Over at On the Way, Bonnie Hull has a preview of new public art going in at the Transportation Building.
ODOT employees have been exiled from the 1951 T-Building for a year-and-a-half now while it undergoes some much needed renovation.
Finish work is apparently on the horizon, and soon some employees (not all, alas) will be able to move back into it.
Retired Art Professor Roger Hull is part of the group working on the 1% for art. You may recall the Environmental Art show at Hallie Ford from a couple of years ago. Michael Brophy is a favorite northwest landscape artist, and apparently he'll have several works in the new building!
Hull has notes on several of the other artists and locations for art, so head on over and check it out. She reproduces (top image) some of Brophy's gouaches similar to what will go in.
But with the North American Handmade Bicycle Show going on right now, it makes you wonder if the definitions couldn't be broadened just a pinch to include applied art.
Sacha White's tricycle has been exhibited at the San Francisco Museum of Craft and Design and the New York Museum of Arts and Design.

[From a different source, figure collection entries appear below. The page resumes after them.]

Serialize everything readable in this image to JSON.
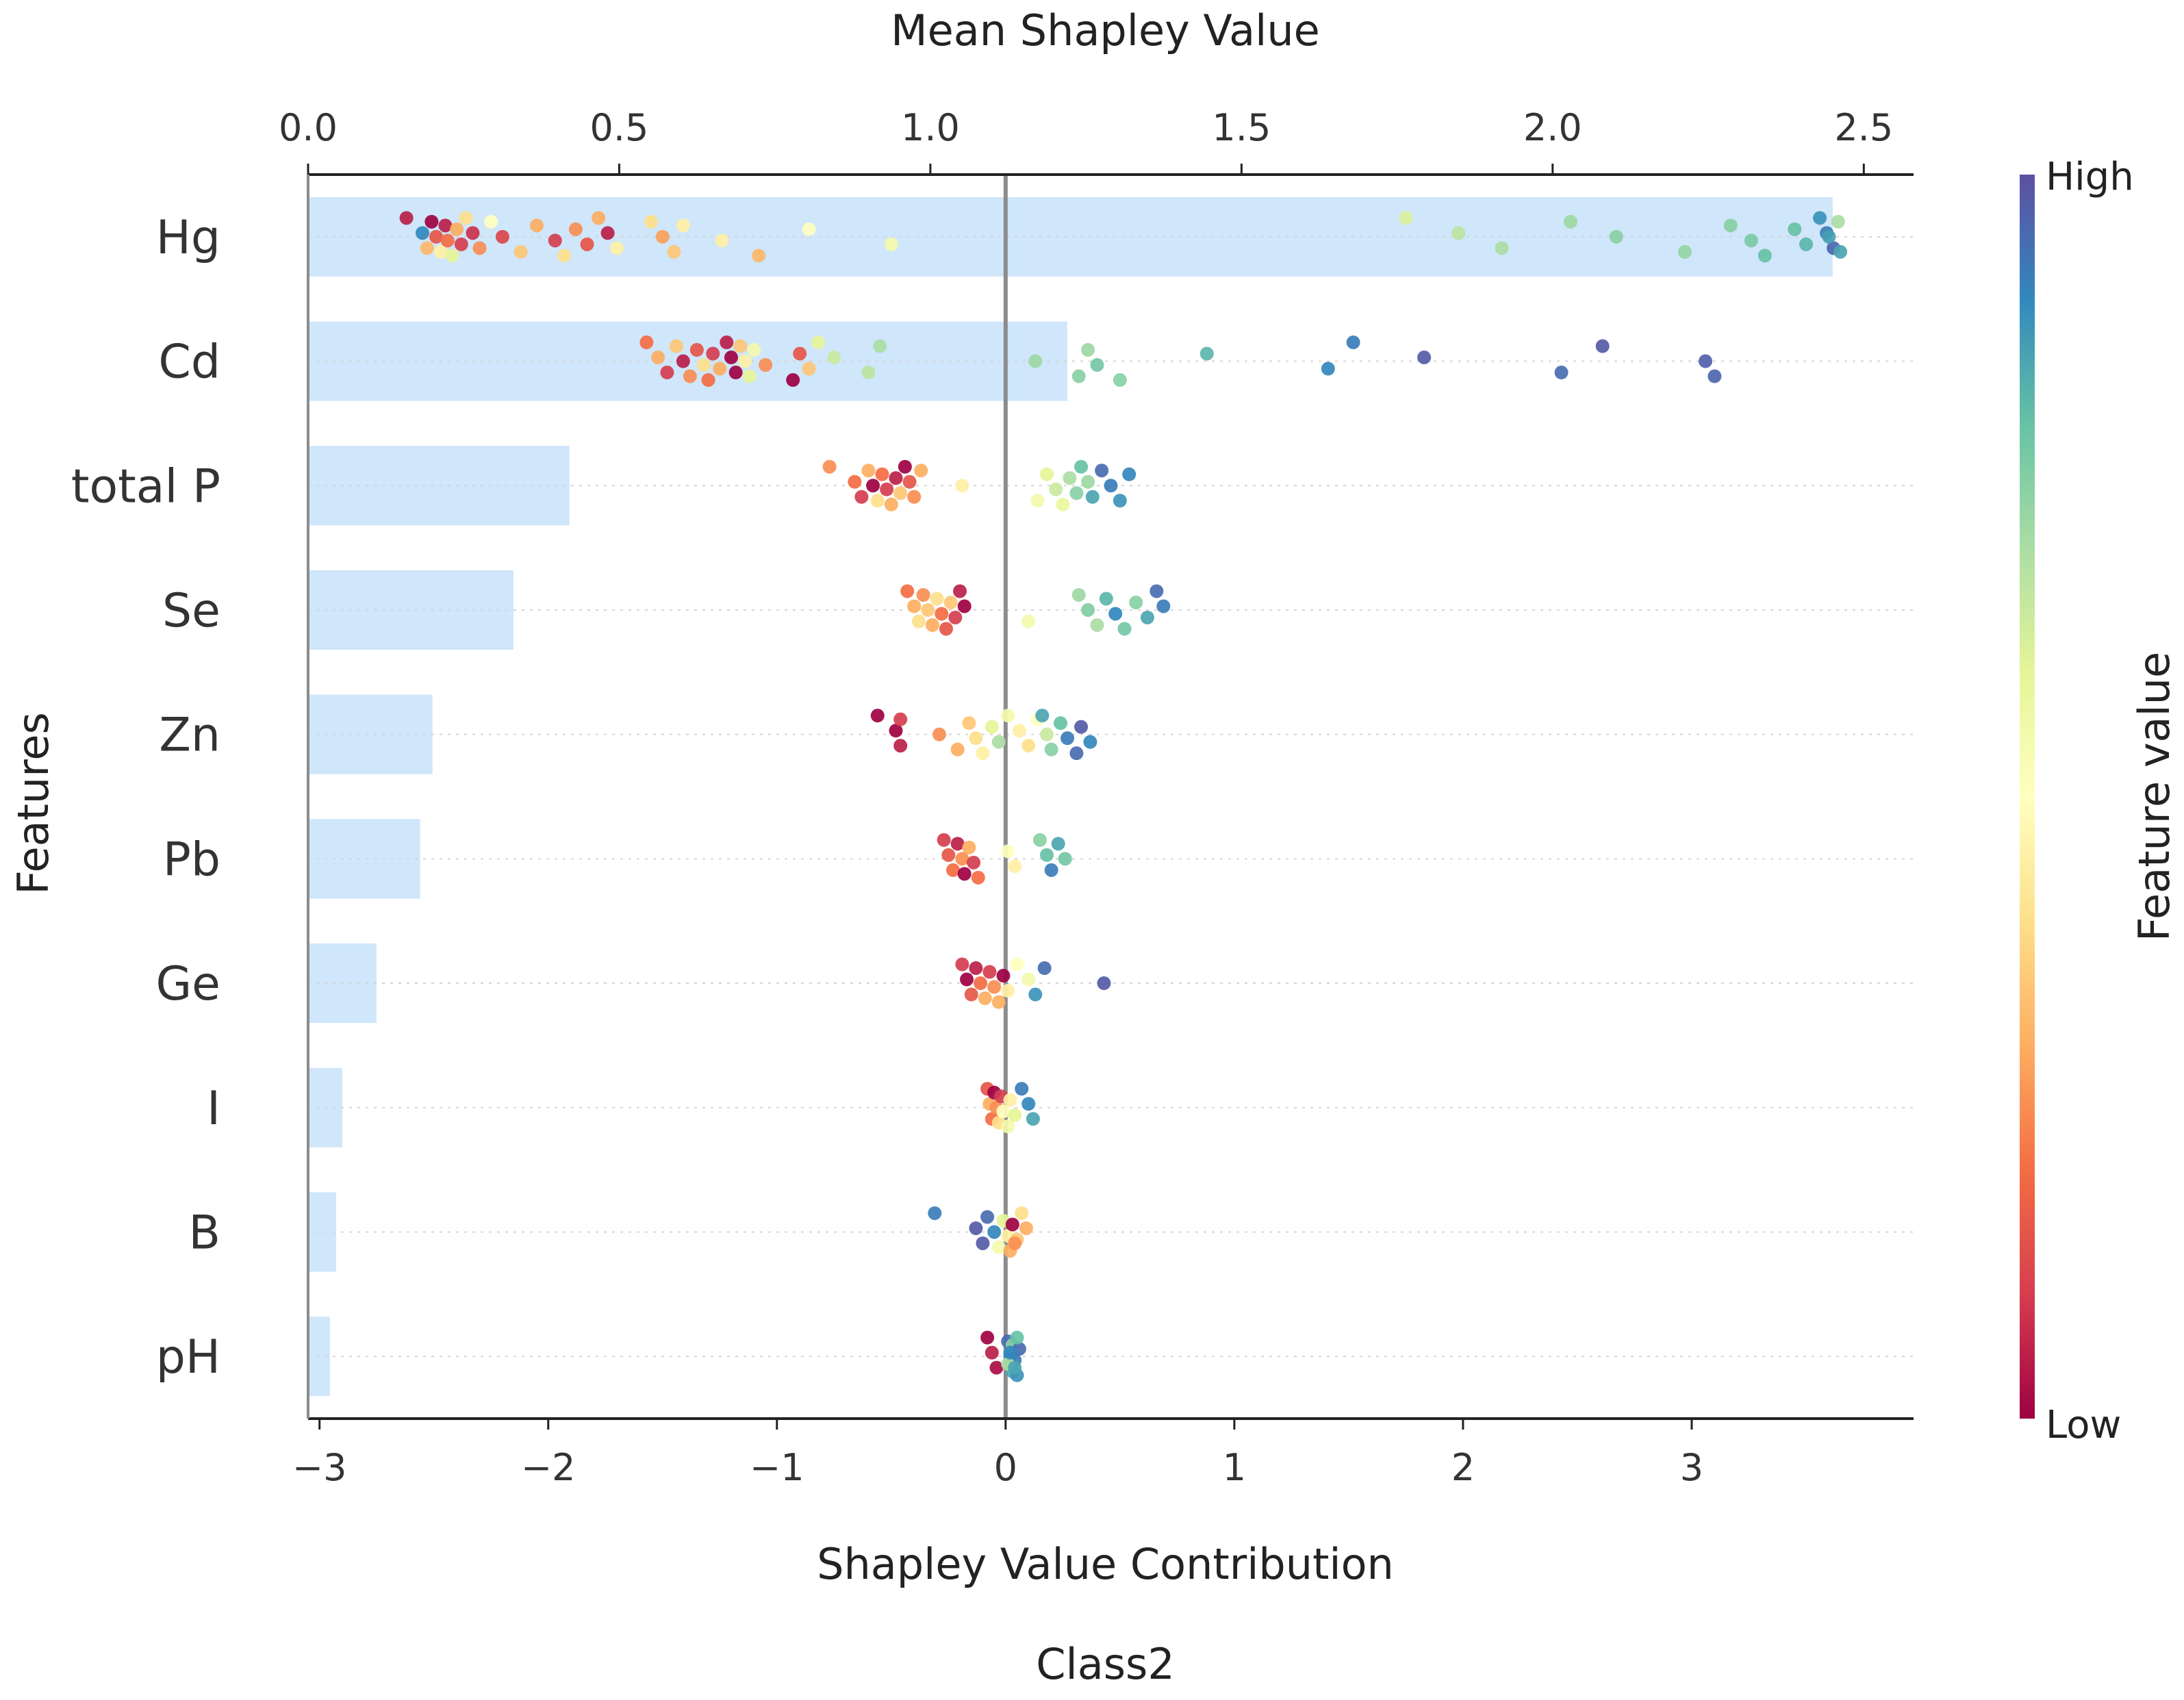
{
  "chart_data": {
    "type": "scatter",
    "subtitle": "Class2",
    "ylabel": "Features",
    "top_axis": {
      "label": "Mean Shapley Value",
      "range": [
        0,
        2.58
      ],
      "ticks": [
        0.0,
        0.5,
        1.0,
        1.5,
        2.0,
        2.5
      ],
      "tick_labels": [
        "0.0",
        "0.5",
        "1.0",
        "1.5",
        "2.0",
        "2.5"
      ]
    },
    "bottom_axis": {
      "label": "Shapley Value Contribution",
      "range": [
        -3.05,
        3.97
      ],
      "ticks": [
        -3,
        -2,
        -1,
        0,
        1,
        2,
        3
      ],
      "tick_labels": [
        "−3",
        "−2",
        "−1",
        "0",
        "1",
        "2",
        "3"
      ]
    },
    "colorbar": {
      "label": "Feature value",
      "high_label": "High",
      "low_label": "Low",
      "colors": [
        "#9e0142",
        "#d53e4f",
        "#f46d43",
        "#fdae61",
        "#fee08b",
        "#ffffbf",
        "#e6f598",
        "#abdda4",
        "#66c2a5",
        "#3288bd",
        "#5e4fa2"
      ]
    },
    "bar_color": "#cfe6fb",
    "zero_line_color": "#8c8c8c",
    "features": [
      {
        "name": "Hg",
        "mean_shap": 2.45,
        "points": [
          [
            -2.62,
            0.05
          ],
          [
            -2.55,
            0.9
          ],
          [
            -2.53,
            0.32
          ],
          [
            -2.51,
            0.0
          ],
          [
            -2.49,
            0.15
          ],
          [
            -2.47,
            0.45
          ],
          [
            -2.45,
            0.05
          ],
          [
            -2.44,
            0.2
          ],
          [
            -2.42,
            0.6
          ],
          [
            -2.4,
            0.3
          ],
          [
            -2.38,
            0.1
          ],
          [
            -2.36,
            0.4
          ],
          [
            -2.33,
            0.08
          ],
          [
            -2.3,
            0.25
          ],
          [
            -2.25,
            0.5
          ],
          [
            -2.2,
            0.12
          ],
          [
            -2.12,
            0.35
          ],
          [
            -2.05,
            0.3
          ],
          [
            -1.97,
            0.1
          ],
          [
            -1.93,
            0.4
          ],
          [
            -1.88,
            0.25
          ],
          [
            -1.83,
            0.15
          ],
          [
            -1.78,
            0.3
          ],
          [
            -1.74,
            0.05
          ],
          [
            -1.7,
            0.45
          ],
          [
            -1.55,
            0.4
          ],
          [
            -1.5,
            0.28
          ],
          [
            -1.45,
            0.35
          ],
          [
            -1.41,
            0.45
          ],
          [
            -1.24,
            0.45
          ],
          [
            -1.08,
            0.32
          ],
          [
            -0.86,
            0.5
          ],
          [
            -0.5,
            0.55
          ],
          [
            1.75,
            0.62
          ],
          [
            1.98,
            0.67
          ],
          [
            2.17,
            0.7
          ],
          [
            2.47,
            0.72
          ],
          [
            2.67,
            0.75
          ],
          [
            2.97,
            0.73
          ],
          [
            3.17,
            0.75
          ],
          [
            3.26,
            0.77
          ],
          [
            3.32,
            0.8
          ],
          [
            3.45,
            0.8
          ],
          [
            3.5,
            0.82
          ],
          [
            3.56,
            0.88
          ],
          [
            3.59,
            0.92
          ],
          [
            3.62,
            0.96
          ],
          [
            3.64,
            0.7
          ],
          [
            3.6,
            0.86
          ],
          [
            3.65,
            0.85
          ]
        ]
      },
      {
        "name": "Cd",
        "mean_shap": 1.22,
        "points": [
          [
            -1.57,
            0.2
          ],
          [
            -1.52,
            0.3
          ],
          [
            -1.48,
            0.1
          ],
          [
            -1.44,
            0.35
          ],
          [
            -1.41,
            0.05
          ],
          [
            -1.38,
            0.25
          ],
          [
            -1.35,
            0.15
          ],
          [
            -1.32,
            0.4
          ],
          [
            -1.3,
            0.2
          ],
          [
            -1.28,
            0.1
          ],
          [
            -1.25,
            0.3
          ],
          [
            -1.22,
            0.05
          ],
          [
            -1.2,
            0.0
          ],
          [
            -1.18,
            0.0
          ],
          [
            -1.16,
            0.35
          ],
          [
            -1.14,
            0.45
          ],
          [
            -1.12,
            0.6
          ],
          [
            -1.1,
            0.55
          ],
          [
            -1.05,
            0.25
          ],
          [
            -0.93,
            0.0
          ],
          [
            -0.9,
            0.15
          ],
          [
            -0.86,
            0.35
          ],
          [
            -0.82,
            0.6
          ],
          [
            -0.75,
            0.65
          ],
          [
            -0.6,
            0.67
          ],
          [
            -0.55,
            0.7
          ],
          [
            0.13,
            0.72
          ],
          [
            0.32,
            0.75
          ],
          [
            0.36,
            0.72
          ],
          [
            0.4,
            0.78
          ],
          [
            0.5,
            0.75
          ],
          [
            0.88,
            0.82
          ],
          [
            1.41,
            0.9
          ],
          [
            1.52,
            0.92
          ],
          [
            1.83,
            0.98
          ],
          [
            2.43,
            0.95
          ],
          [
            2.61,
            0.98
          ],
          [
            3.06,
            0.97
          ],
          [
            3.1,
            0.96
          ]
        ]
      },
      {
        "name": "total P",
        "mean_shap": 0.42,
        "points": [
          [
            -0.77,
            0.25
          ],
          [
            -0.66,
            0.2
          ],
          [
            -0.63,
            0.1
          ],
          [
            -0.6,
            0.3
          ],
          [
            -0.58,
            0.0
          ],
          [
            -0.56,
            0.4
          ],
          [
            -0.54,
            0.2
          ],
          [
            -0.52,
            0.1
          ],
          [
            -0.5,
            0.3
          ],
          [
            -0.48,
            0.05
          ],
          [
            -0.46,
            0.35
          ],
          [
            -0.44,
            0.0
          ],
          [
            -0.42,
            0.15
          ],
          [
            -0.4,
            0.25
          ],
          [
            -0.37,
            0.3
          ],
          [
            -0.19,
            0.45
          ],
          [
            0.14,
            0.55
          ],
          [
            0.18,
            0.6
          ],
          [
            0.22,
            0.65
          ],
          [
            0.25,
            0.58
          ],
          [
            0.28,
            0.7
          ],
          [
            0.31,
            0.75
          ],
          [
            0.33,
            0.8
          ],
          [
            0.36,
            0.72
          ],
          [
            0.38,
            0.85
          ],
          [
            0.42,
            0.95
          ],
          [
            0.46,
            0.92
          ],
          [
            0.5,
            0.88
          ],
          [
            0.54,
            0.9
          ]
        ]
      },
      {
        "name": "Se",
        "mean_shap": 0.33,
        "points": [
          [
            -0.43,
            0.2
          ],
          [
            -0.4,
            0.3
          ],
          [
            -0.38,
            0.4
          ],
          [
            -0.36,
            0.25
          ],
          [
            -0.34,
            0.35
          ],
          [
            -0.32,
            0.3
          ],
          [
            -0.3,
            0.4
          ],
          [
            -0.28,
            0.2
          ],
          [
            -0.26,
            0.15
          ],
          [
            -0.24,
            0.35
          ],
          [
            -0.22,
            0.1
          ],
          [
            -0.2,
            0.05
          ],
          [
            -0.18,
            0.0
          ],
          [
            0.1,
            0.55
          ],
          [
            0.32,
            0.72
          ],
          [
            0.36,
            0.76
          ],
          [
            0.4,
            0.7
          ],
          [
            0.44,
            0.82
          ],
          [
            0.48,
            0.9
          ],
          [
            0.52,
            0.78
          ],
          [
            0.57,
            0.75
          ],
          [
            0.62,
            0.85
          ],
          [
            0.66,
            0.95
          ],
          [
            0.69,
            0.92
          ]
        ]
      },
      {
        "name": "Zn",
        "mean_shap": 0.2,
        "points": [
          [
            -0.56,
            0.0
          ],
          [
            -0.48,
            0.0
          ],
          [
            -0.46,
            0.05
          ],
          [
            -0.46,
            0.1
          ],
          [
            -0.29,
            0.25
          ],
          [
            -0.21,
            0.3
          ],
          [
            -0.16,
            0.35
          ],
          [
            -0.13,
            0.4
          ],
          [
            -0.1,
            0.45
          ],
          [
            -0.06,
            0.6
          ],
          [
            -0.03,
            0.7
          ],
          [
            0.01,
            0.55
          ],
          [
            0.06,
            0.45
          ],
          [
            0.1,
            0.4
          ],
          [
            0.14,
            0.5
          ],
          [
            0.18,
            0.65
          ],
          [
            0.2,
            0.75
          ],
          [
            0.24,
            0.8
          ],
          [
            0.27,
            0.92
          ],
          [
            0.31,
            0.95
          ],
          [
            0.33,
            0.98
          ],
          [
            0.37,
            0.9
          ],
          [
            0.16,
            0.85
          ]
        ]
      },
      {
        "name": "Pb",
        "mean_shap": 0.18,
        "points": [
          [
            -0.27,
            0.1
          ],
          [
            -0.25,
            0.15
          ],
          [
            -0.23,
            0.2
          ],
          [
            -0.21,
            0.05
          ],
          [
            -0.19,
            0.25
          ],
          [
            -0.18,
            0.0
          ],
          [
            -0.16,
            0.3
          ],
          [
            -0.14,
            0.1
          ],
          [
            -0.12,
            0.2
          ],
          [
            0.01,
            0.5
          ],
          [
            0.04,
            0.45
          ],
          [
            0.15,
            0.75
          ],
          [
            0.18,
            0.8
          ],
          [
            0.2,
            0.92
          ],
          [
            0.23,
            0.85
          ],
          [
            0.26,
            0.78
          ]
        ]
      },
      {
        "name": "Ge",
        "mean_shap": 0.11,
        "points": [
          [
            -0.19,
            0.1
          ],
          [
            -0.17,
            0.0
          ],
          [
            -0.15,
            0.15
          ],
          [
            -0.13,
            0.05
          ],
          [
            -0.11,
            0.2
          ],
          [
            -0.09,
            0.3
          ],
          [
            -0.07,
            0.1
          ],
          [
            -0.05,
            0.25
          ],
          [
            -0.03,
            0.3
          ],
          [
            -0.01,
            0.0
          ],
          [
            0.01,
            0.45
          ],
          [
            0.05,
            0.5
          ],
          [
            0.1,
            0.55
          ],
          [
            0.13,
            0.88
          ],
          [
            0.17,
            0.95
          ],
          [
            0.43,
            0.98
          ]
        ]
      },
      {
        "name": "I",
        "mean_shap": 0.055,
        "points": [
          [
            -0.08,
            0.15
          ],
          [
            -0.07,
            0.3
          ],
          [
            -0.06,
            0.2
          ],
          [
            -0.05,
            0.0
          ],
          [
            -0.04,
            0.25
          ],
          [
            -0.03,
            0.4
          ],
          [
            -0.02,
            0.1
          ],
          [
            -0.01,
            0.5
          ],
          [
            0.01,
            0.55
          ],
          [
            0.02,
            0.45
          ],
          [
            0.04,
            0.6
          ],
          [
            0.07,
            0.92
          ],
          [
            0.1,
            0.9
          ],
          [
            0.12,
            0.85
          ]
        ]
      },
      {
        "name": "B",
        "mean_shap": 0.045,
        "points": [
          [
            -0.31,
            0.92
          ],
          [
            -0.13,
            0.98
          ],
          [
            -0.1,
            0.98
          ],
          [
            -0.08,
            0.95
          ],
          [
            -0.05,
            0.9
          ],
          [
            -0.03,
            0.55
          ],
          [
            -0.01,
            0.6
          ],
          [
            0.01,
            0.45
          ],
          [
            0.02,
            0.3
          ],
          [
            0.03,
            0.0
          ],
          [
            0.05,
            0.35
          ],
          [
            0.07,
            0.4
          ],
          [
            0.09,
            0.3
          ],
          [
            0.04,
            0.25
          ]
        ]
      },
      {
        "name": "pH",
        "mean_shap": 0.035,
        "points": [
          [
            -0.08,
            0.0
          ],
          [
            -0.06,
            0.05
          ],
          [
            -0.04,
            0.02
          ],
          [
            0.01,
            0.95
          ],
          [
            0.02,
            0.9
          ],
          [
            0.03,
            0.85
          ],
          [
            0.03,
            0.75
          ],
          [
            0.04,
            0.92
          ],
          [
            0.05,
            0.88
          ],
          [
            0.06,
            0.95
          ],
          [
            0.01,
            0.7
          ],
          [
            0.05,
            0.8
          ],
          [
            0.02,
            0.9
          ],
          [
            0.04,
            0.85
          ]
        ]
      }
    ]
  }
}
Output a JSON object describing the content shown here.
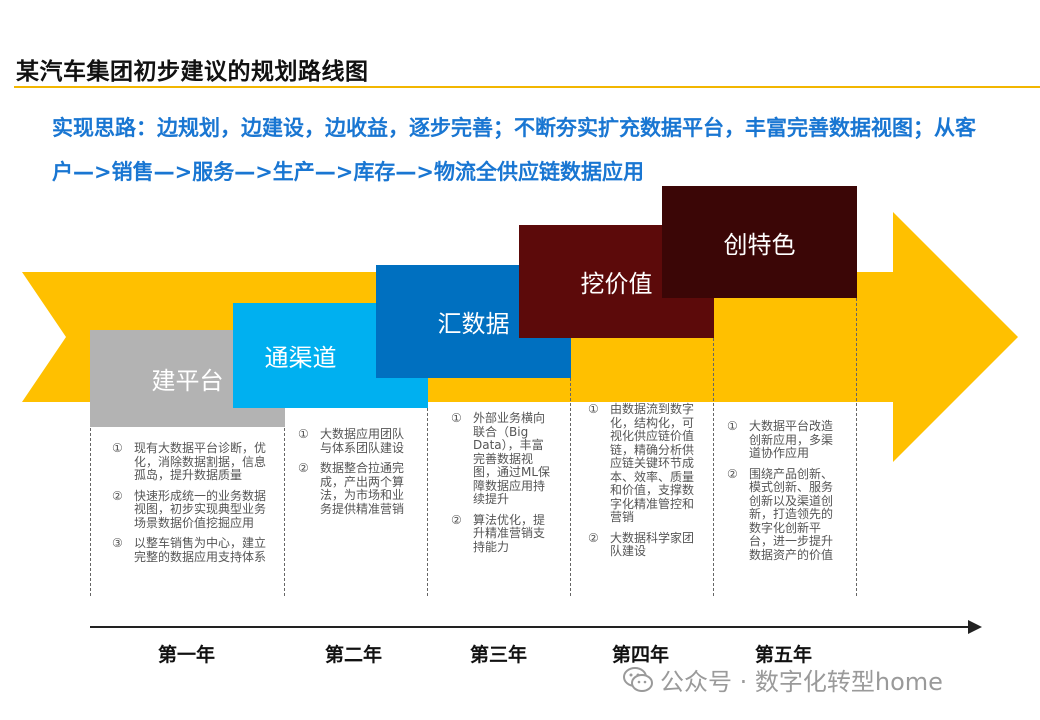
{
  "title": "某汽车集团初步建议的规划路线图",
  "subtitle": "实现思路：边规划，边建设，边收益，逐步完善；不断夯实扩充数据平台，丰富完善数据视图；从客户—>销售—>服务—>生产—>库存—>物流全供应链数据应用",
  "colors": {
    "arrow": "#ffc000",
    "accent_line": "#f2b600",
    "subtitle": "#1976d2"
  },
  "steps": [
    {
      "label": "建平台",
      "color": "#b3b3b3"
    },
    {
      "label": "通渠道",
      "color": "#00b0f0"
    },
    {
      "label": "汇数据",
      "color": "#0070c0"
    },
    {
      "label": "挖价值",
      "color": "#5c0a0a"
    },
    {
      "label": "创特色",
      "color": "#3b0606"
    }
  ],
  "years": [
    "第一年",
    "第二年",
    "第三年",
    "第四年",
    "第五年"
  ],
  "descriptions": [
    [
      {
        "num": "①",
        "text": "现有大数据平台诊断，优化，消除数据割据，信息孤岛，提升数据质量"
      },
      {
        "num": "②",
        "text": "快速形成统一的业务数据视图，初步实现典型业务场景数据价值挖掘应用"
      },
      {
        "num": "③",
        "text": "以整车销售为中心，建立完整的数据应用支持体系"
      }
    ],
    [
      {
        "num": "①",
        "text": "大数据应用团队与体系团队建设"
      },
      {
        "num": "②",
        "text": "数据整合拉通完成，产出两个算法，为市场和业务提供精准营销"
      }
    ],
    [
      {
        "num": "①",
        "text": "外部业务横向联合（Big Data），丰富完善数据视图，通过ML保障数据应用持续提升"
      },
      {
        "num": "②",
        "text": "算法优化，提升精准营销支持能力"
      }
    ],
    [
      {
        "num": "①",
        "text": "由数据流到数字化，结构化，可视化供应链价值链，精确分析供应链关键环节成本、效率、质量和价值，支撑数字化精准管控和营销"
      },
      {
        "num": "②",
        "text": "大数据科学家团队建设"
      }
    ],
    [
      {
        "num": "①",
        "text": "大数据平台改造创新应用，多渠道协作应用"
      },
      {
        "num": "②",
        "text": "围绕产品创新、模式创新、服务创新以及渠道创新，打造领先的数字化创新平台，进一步提升数据资产的价值"
      }
    ]
  ],
  "watermark": {
    "text": "公众号 · 数字化转型home",
    "icon": "wechat-icon"
  }
}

In Sacramento at this year's NAHBS, Ira Ryan's farm-to-kitchen "Market Bike" for Ned Ludd Chef and Owner Jason French (front and back from BikePortland) won Best City Bike.
Wouldn't it be nice to inspire the next generation of ODOT engineers and planners with some of the best in hand-built bicycles? Put the people back into mobility? Now that would be public art both useful and beautiful!
(Bikes roll easily, but heck, if museums can put them on display, surely they could be secured in a state office building.)